Abstract
Purpose :
Advances in different imaging techniques allow for high-quality multimodal acquisition of the retinal structure. Analyzing its changes over time gives crucial insights into the progression of retinal diseases. We propose artificial intelligence (AI) methods that allow for such analyses by automatically (1) detecting low-quality images (imageability) and (2) aligning all follow-up scans of different modalities (spatio-temporal registration).
Methods :
Given 378 optical coherence tomography (OCT), 1282 color fundus (CF) and 900 fluorescein angiography (FA) scans and their manual quality labels in the imaging database of Vienna Reading Center (VRC), we trained and validated different methods of machine learning. Figure 1 shows how our registration algorithm aligns scans from different modalities or from the same modality over different time points. We first apply a deep learning method and extract the vessel structure from the en-face view. Then we apply image registration techniques to find the affine transformation that overlaps the major vessels of each pair of scans. For automated imageability assessment (Figure 2), we first apply image-processing techniques and extract 31 objective quality features from the scans.

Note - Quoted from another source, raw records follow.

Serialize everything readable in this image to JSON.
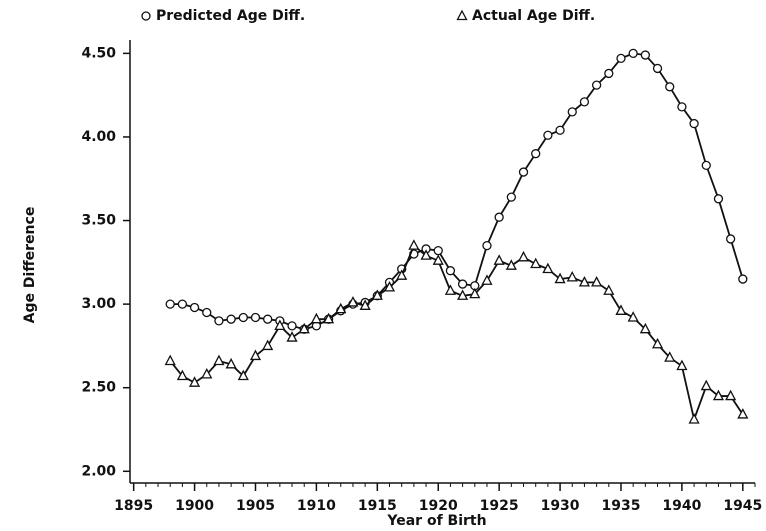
{
  "chart_data": {
    "type": "line",
    "xlabel": "Year of Birth",
    "ylabel": "Age Difference",
    "x": [
      1898,
      1899,
      1900,
      1901,
      1902,
      1903,
      1904,
      1905,
      1906,
      1907,
      1908,
      1909,
      1910,
      1911,
      1912,
      1913,
      1914,
      1915,
      1916,
      1917,
      1918,
      1919,
      1920,
      1921,
      1922,
      1923,
      1924,
      1925,
      1926,
      1927,
      1928,
      1929,
      1930,
      1931,
      1932,
      1933,
      1934,
      1935,
      1936,
      1937,
      1938,
      1939,
      1940,
      1941,
      1942,
      1943,
      1944,
      1945
    ],
    "series": [
      {
        "name": "Predicted Age Diff.",
        "color": "#111111",
        "marker": "circle",
        "values": [
          3.0,
          3.0,
          2.98,
          2.95,
          2.9,
          2.91,
          2.92,
          2.92,
          2.91,
          2.9,
          2.87,
          2.85,
          2.87,
          2.91,
          2.96,
          3.0,
          3.01,
          3.05,
          3.13,
          3.21,
          3.3,
          3.33,
          3.32,
          3.2,
          3.12,
          3.11,
          3.35,
          3.52,
          3.64,
          3.79,
          3.9,
          4.01,
          4.04,
          4.15,
          4.21,
          4.31,
          4.38,
          4.47,
          4.5,
          4.49,
          4.41,
          4.3,
          4.18,
          4.08,
          3.83,
          3.63,
          3.39,
          3.15
        ]
      },
      {
        "name": "Actual Age Diff.",
        "color": "#111111",
        "marker": "triangle",
        "values": [
          2.66,
          2.57,
          2.53,
          2.58,
          2.66,
          2.64,
          2.57,
          2.69,
          2.75,
          2.87,
          2.8,
          2.85,
          2.91,
          2.91,
          2.97,
          3.01,
          2.99,
          3.05,
          3.1,
          3.17,
          3.35,
          3.29,
          3.26,
          3.08,
          3.05,
          3.06,
          3.14,
          3.26,
          3.23,
          3.28,
          3.24,
          3.21,
          3.15,
          3.16,
          3.13,
          3.13,
          3.08,
          2.96,
          2.92,
          2.85,
          2.76,
          2.68,
          2.63,
          2.31,
          2.51,
          2.45,
          2.45,
          2.34
        ]
      }
    ],
    "xlim": [
      1894.7,
      1946
    ],
    "xticks": [
      1895,
      1900,
      1905,
      1910,
      1915,
      1920,
      1925,
      1930,
      1935,
      1940,
      1945
    ],
    "ylim": [
      1.93,
      4.58
    ],
    "yticks": [
      {
        "value": 2,
        "label": "2.00"
      },
      {
        "value": 2.5,
        "label": "2.50"
      },
      {
        "value": 3,
        "label": "3.00"
      },
      {
        "value": 3.5,
        "label": "3.50"
      },
      {
        "value": 4,
        "label": "4.00"
      },
      {
        "value": 4.5,
        "label": "4.50"
      }
    ],
    "grid": false,
    "legend": "top"
  }
}
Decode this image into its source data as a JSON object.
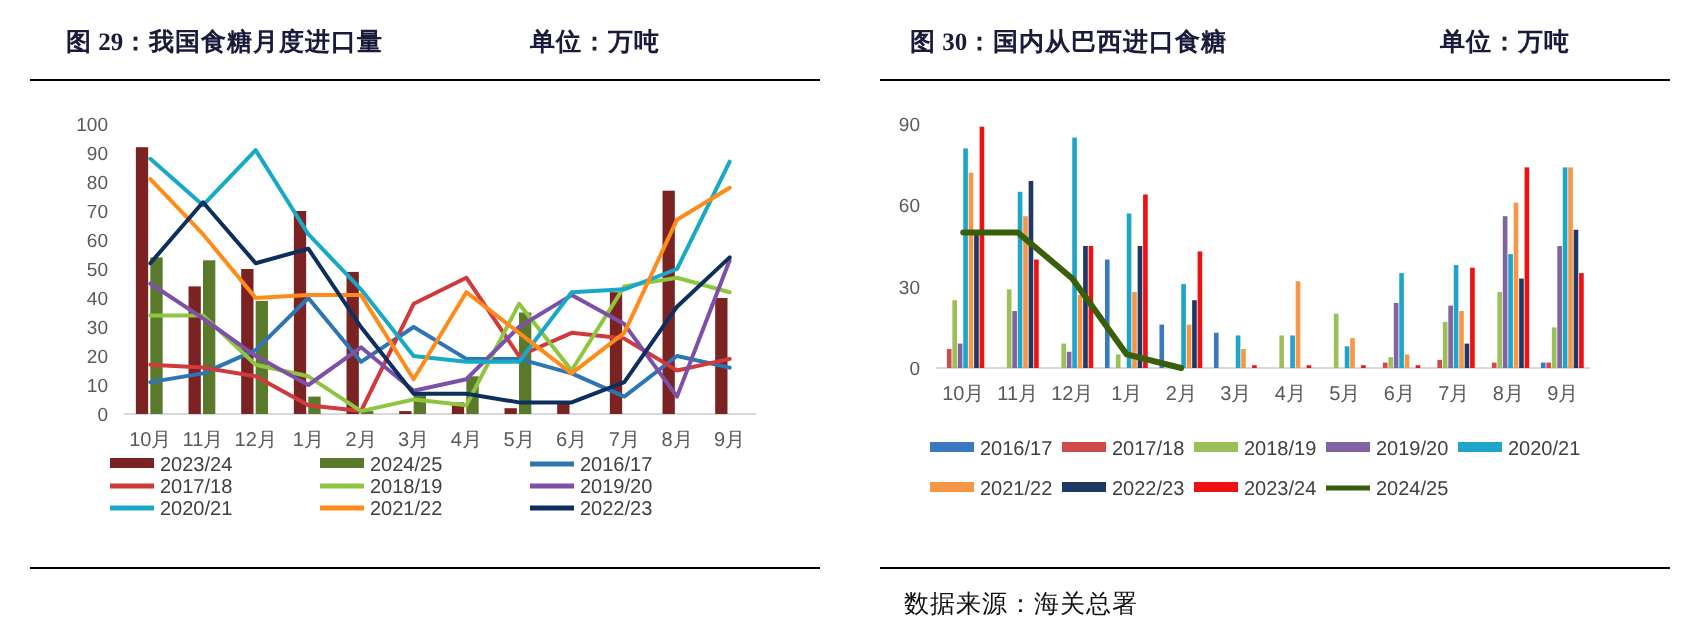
{
  "chart_data": [
    {
      "type": "bar",
      "title": "图 29：我国食糖月度进口量",
      "subtitle": "单位：万吨",
      "categories": [
        "10月",
        "11月",
        "12月",
        "1月",
        "2月",
        "3月",
        "4月",
        "5月",
        "6月",
        "7月",
        "8月",
        "9月"
      ],
      "ylim": [
        0,
        100
      ],
      "yticks": [
        0,
        10,
        20,
        30,
        40,
        50,
        60,
        70,
        80,
        90,
        100
      ],
      "grid": false,
      "legend": "bottom",
      "series": [
        {
          "name": "2023/24",
          "color": "#7b2323",
          "values": [
            92,
            44,
            50,
            70,
            49,
            1,
            4,
            2,
            4,
            42,
            77,
            40
          ]
        },
        {
          "name": "2024/25",
          "color": "#5a7a2b",
          "values": [
            54,
            53,
            39,
            6,
            1,
            7,
            13,
            35,
            null,
            null,
            null,
            null
          ]
        },
        {
          "name": "2016/17",
          "type": "line",
          "color": "#2e75b6",
          "values": [
            11,
            14,
            22,
            40,
            18,
            30,
            19,
            19,
            14,
            6,
            20,
            16
          ]
        },
        {
          "name": "2017/18",
          "type": "line",
          "color": "#d03a3a",
          "values": [
            17,
            16,
            13,
            3,
            1,
            38,
            47,
            20,
            28,
            26,
            15,
            19
          ]
        },
        {
          "name": "2018/19",
          "type": "line",
          "color": "#8fc640",
          "values": [
            34,
            34,
            17,
            13,
            1,
            5,
            3,
            38,
            15,
            44,
            47,
            42
          ]
        },
        {
          "name": "2019/20",
          "type": "line",
          "color": "#7e4fa6",
          "values": [
            45,
            33,
            20,
            10,
            23,
            8,
            12,
            30,
            41,
            31,
            6,
            53
          ]
        },
        {
          "name": "2020/21",
          "type": "line",
          "color": "#18a9c9",
          "values": [
            88,
            72,
            91,
            62,
            43,
            20,
            18,
            18,
            42,
            43,
            50,
            87
          ]
        },
        {
          "name": "2021/22",
          "type": "line",
          "color": "#ff8c1a",
          "values": [
            81,
            62,
            40,
            41,
            41,
            12,
            42,
            28,
            14,
            28,
            67,
            78
          ]
        },
        {
          "name": "2022/23",
          "type": "line",
          "color": "#0d2f5e",
          "values": [
            52,
            73,
            52,
            57,
            30,
            7,
            7,
            4,
            4,
            11,
            37,
            54
          ]
        }
      ]
    },
    {
      "type": "bar",
      "title": "图 30：国内从巴西进口食糖",
      "subtitle": "单位：万吨",
      "categories": [
        "10月",
        "11月",
        "12月",
        "1月",
        "2月",
        "3月",
        "4月",
        "5月",
        "6月",
        "7月",
        "8月",
        "9月"
      ],
      "ylim": [
        0,
        90
      ],
      "yticks": [
        0,
        30,
        60,
        90
      ],
      "grid": false,
      "legend": "bottom",
      "annotations": [
        "数据来源：海关总署"
      ],
      "series": [
        {
          "name": "2016/17",
          "color": "#3a78c2",
          "values": [
            0,
            0,
            0,
            40,
            16,
            13,
            0,
            0,
            0,
            0,
            0,
            2
          ]
        },
        {
          "name": "2017/18",
          "color": "#cf4a4a",
          "values": [
            7,
            0,
            0,
            0,
            0,
            0,
            0,
            0,
            2,
            3,
            2,
            2
          ]
        },
        {
          "name": "2018/19",
          "color": "#9bc05a",
          "values": [
            25,
            29,
            9,
            5,
            0,
            0,
            12,
            20,
            4,
            17,
            28,
            15
          ]
        },
        {
          "name": "2019/20",
          "color": "#8064a2",
          "values": [
            9,
            21,
            6,
            0,
            0,
            0,
            0,
            0,
            24,
            23,
            56,
            45
          ]
        },
        {
          "name": "2020/21",
          "color": "#1fa5c9",
          "values": [
            81,
            65,
            85,
            57,
            31,
            12,
            12,
            8,
            35,
            38,
            42,
            74
          ]
        },
        {
          "name": "2021/22",
          "color": "#f79646",
          "values": [
            72,
            56,
            27,
            28,
            16,
            7,
            32,
            11,
            5,
            21,
            61,
            74
          ]
        },
        {
          "name": "2022/23",
          "color": "#1f3864",
          "values": [
            50,
            69,
            45,
            45,
            25,
            0,
            0,
            0,
            0,
            9,
            33,
            51
          ]
        },
        {
          "name": "2023/24",
          "color": "#ee1111",
          "values": [
            89,
            40,
            45,
            64,
            43,
            1,
            1,
            1,
            1,
            37,
            74,
            35
          ]
        },
        {
          "name": "2024/25",
          "type": "line",
          "color": "#3a5f0b",
          "values": [
            50,
            50,
            33,
            5,
            0,
            null,
            null,
            null,
            null,
            null,
            null,
            null
          ]
        }
      ]
    }
  ]
}
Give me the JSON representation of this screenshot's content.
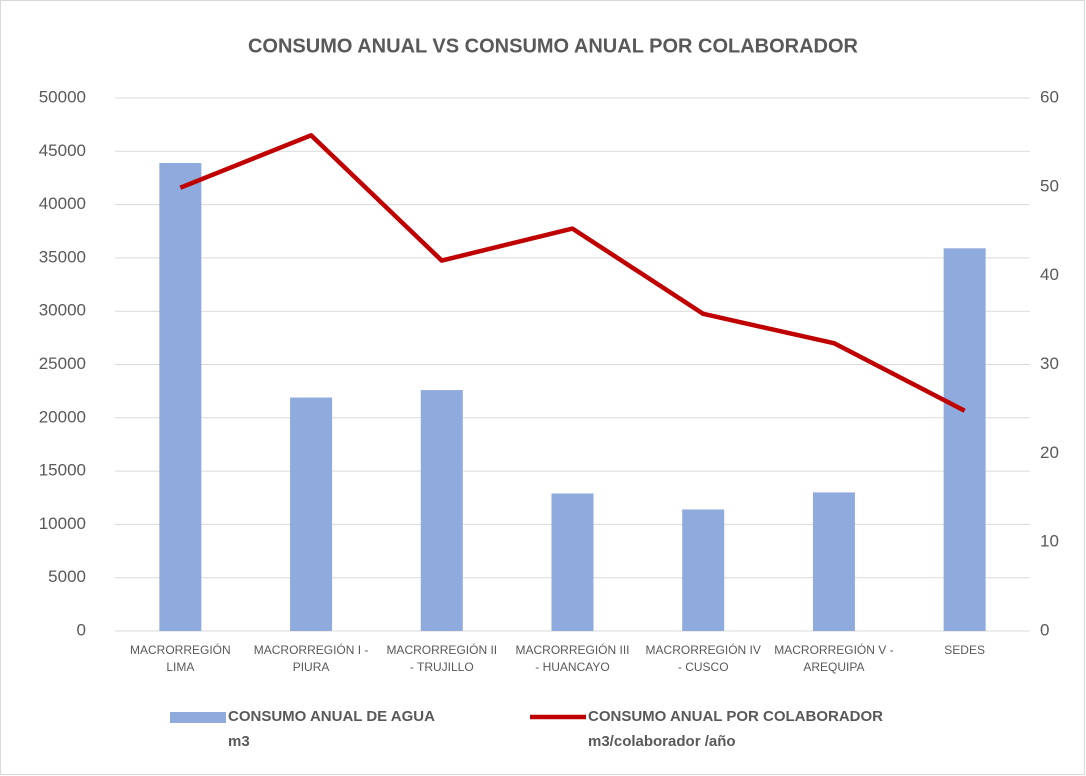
{
  "chart_data": {
    "type": "bar",
    "title": "CONSUMO ANUAL VS CONSUMO ANUAL POR COLABORADOR",
    "categories": [
      "MACRORREGIÓN LIMA",
      "MACRORREGIÓN I - PIURA",
      "MACRORREGIÓN II - TRUJILLO",
      "MACRORREGIÓN III - HUANCAYO",
      "MACRORREGIÓN IV - CUSCO",
      "MACRORREGIÓN V - AREQUIPA",
      "SEDES"
    ],
    "series": [
      {
        "name": "CONSUMO ANUAL DE AGUA m3",
        "type": "bar",
        "color": "#8faadc",
        "values": [
          43900,
          21900,
          22600,
          12900,
          11400,
          13000,
          35900
        ]
      },
      {
        "name": "CONSUMO ANUAL POR COLABORADOR m3/colaborador /año",
        "type": "line",
        "axis": "y2",
        "color": "#c00000",
        "values": [
          49.9,
          55.8,
          41.7,
          45.3,
          35.7,
          32.4,
          24.8
        ]
      }
    ],
    "ylim": [
      0,
      50000
    ],
    "yticks": [
      0,
      5000,
      10000,
      15000,
      20000,
      25000,
      30000,
      35000,
      40000,
      45000,
      50000
    ],
    "y2lim": [
      0,
      60
    ],
    "y2ticks": [
      0,
      10,
      20,
      30,
      40,
      50,
      60
    ],
    "grid": true,
    "legend": "bottom"
  }
}
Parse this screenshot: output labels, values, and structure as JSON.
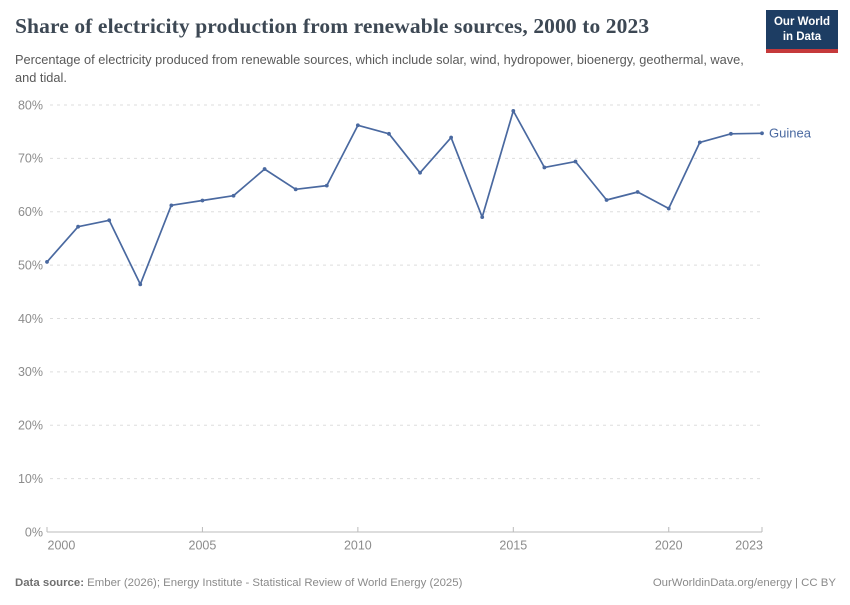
{
  "header": {
    "title": "Share of electricity production from renewable sources, 2000 to 2023",
    "subtitle": "Percentage of electricity produced from renewable sources, which include solar, wind, hydropower, bioenergy, geothermal, wave, and tidal.",
    "logo": {
      "line1": "Our World",
      "line2": "in Data",
      "bg_color": "#1d3d63",
      "accent_color": "#c5393b"
    }
  },
  "chart_data": {
    "type": "line",
    "title": "Share of electricity production from renewable sources, 2000 to 2023",
    "xlabel": "",
    "ylabel": "",
    "xlim": [
      2000,
      2023
    ],
    "ylim": [
      0,
      80
    ],
    "xticks": [
      2000,
      2005,
      2010,
      2015,
      2020,
      2023
    ],
    "yticks": [
      0,
      10,
      20,
      30,
      40,
      50,
      60,
      70,
      80
    ],
    "y_tick_suffix": "%",
    "grid": "horizontal-dashed",
    "legend_position": "end-of-line-label",
    "series": [
      {
        "name": "Guinea",
        "color": "#4a69a0",
        "x": [
          2000,
          2001,
          2002,
          2003,
          2004,
          2005,
          2006,
          2007,
          2008,
          2009,
          2010,
          2011,
          2012,
          2013,
          2014,
          2015,
          2016,
          2017,
          2018,
          2019,
          2020,
          2021,
          2022,
          2023
        ],
        "values": [
          50.6,
          57.2,
          58.4,
          46.4,
          61.2,
          62.1,
          63.0,
          68.0,
          64.2,
          64.9,
          76.2,
          74.6,
          67.3,
          73.9,
          59.0,
          78.9,
          68.3,
          69.4,
          62.2,
          63.7,
          60.6,
          73.0,
          74.6,
          74.7
        ]
      }
    ],
    "end_label": "Guinea",
    "axis_color": "#bbbbbb",
    "gridline_color": "#dddddd",
    "tick_label_color": "#8c8c8c"
  },
  "footer": {
    "datasource_label": "Data source:",
    "datasource_text": " Ember (2026); Energy Institute - Statistical Review of World Energy (2025)",
    "credit": "OurWorldinData.org/energy | CC BY"
  }
}
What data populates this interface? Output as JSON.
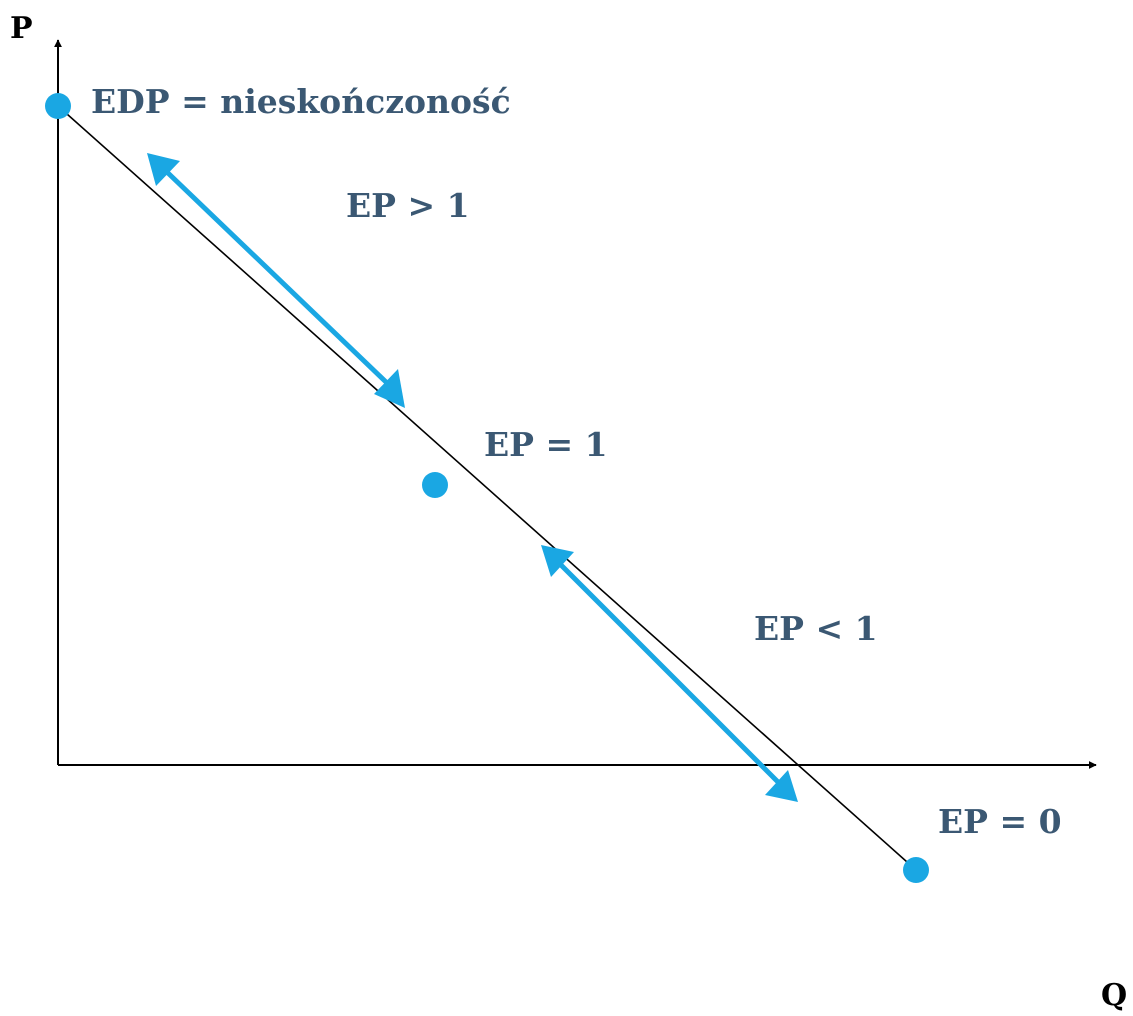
{
  "diagram": {
    "axis_labels": {
      "y": "P",
      "x": "Q"
    },
    "point_labels": {
      "top": "EDP = nieskończoność",
      "middle": "EP = 1",
      "bottom": "EP = 0"
    },
    "range_labels": {
      "upper": "EP > 1",
      "lower": "EP < 1"
    },
    "colors": {
      "accent": "#1aa7e3",
      "label": "#3b5873",
      "axis": "#000000"
    }
  }
}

Then we apply a classic machine learning method (binary decision tree) to classify the scans in good and bad quality, with respect to different quality criteria.
Results :
A certified grader of the VRC evaluated the registration method. From 863 pairs of scans %80.3 were correctly aligned. We also found that the manual qualitative evaluation correlates well with an automated quantitative evaluation that measures the false positive rate of the vessel overlap. The imageability method was evaluated based on 10-fold cross-validation and achieved an AUC of 0.919 to 0.998 for different quality criteria.
Conclusions :
Image quality of OCT, CF and FA modalities can be rated accurately and fully automatically within seconds after acquisition. Furthermore, the automated image alignment allows for transferring differently captured retina of a patient into one coordinate system to facilitate multimodal longitudinal analysis over both time and modality.
This abstract was presented at the 2019 ARVO Annual Meeting, held in Vancouver, Canada, April 28 - May 2, 2019.